First of all we instantiate a new SMTP client using Google Server, since our host email is using Gmail.
We then wish to get a list of all the account objects connected to the recipients. This is because we want the e-mail to be formatted in the receivers preferred language using TranslationEngine.
We are also sending the emails separately using a for-loop. This is of two reasons:
- We don't want to leak any data to the recipients. Like other receivers.
- We want the e-mail to be translated individually based on the recipients preferred language
Alters strings using reflection and source files
First of all we have .lang files which contains lines of the respective translation and it's correspondent property name. The content is split using double equal signs.
Example: Game_H1Title==Välkommen till Ludo!
Now on the InitializeLanguage() method will firstly make a new instance of the class Dict that contains the properties.
Secondly, a StreamReader will reach each line in the .lang file and find a property with the same name as the left section in that new instance of Dict. If it finds such property it will set that value to it's correspondant left section. Then this process is repeated until the entire file has been read.

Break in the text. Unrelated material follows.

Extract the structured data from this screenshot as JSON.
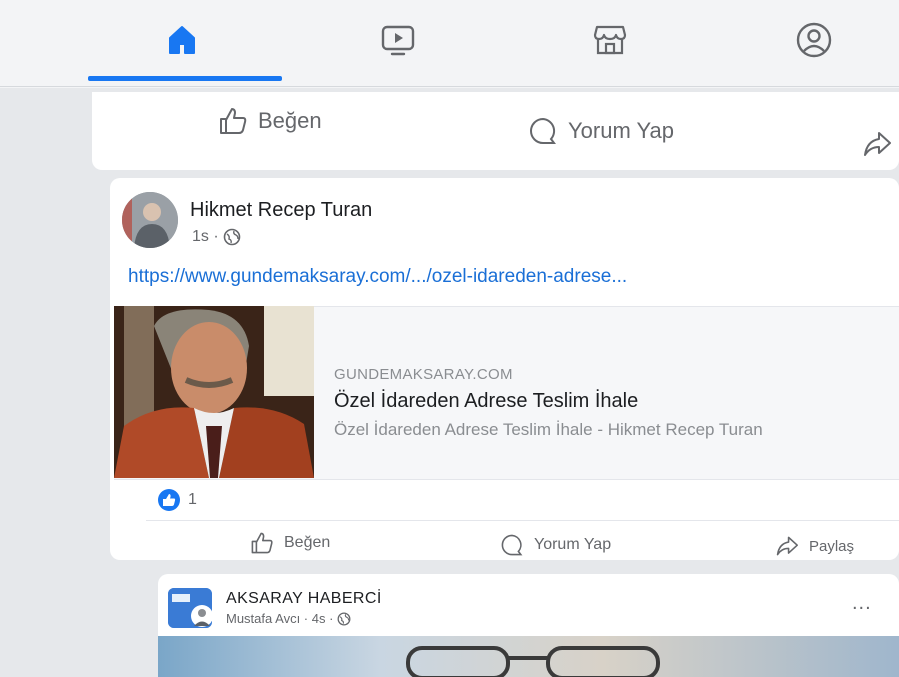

As a final result you will get back the newly instanced Dict class and can access all the properties with it's values.
Then just set the chosen content value to any property of Dict.
We chose to structure it this way since it is very simple to extend the translation afterwards.
If we want to add a completely new string, the only thing we gotta do is to create that property in Dict.cs and then add that property and it's value to the language file.
If we instead wish to add another language we just need to name the file a 2-character ISO standard country name(SE, US, RU...) and then .lang.
In that file just copy over the properties and set the desired values.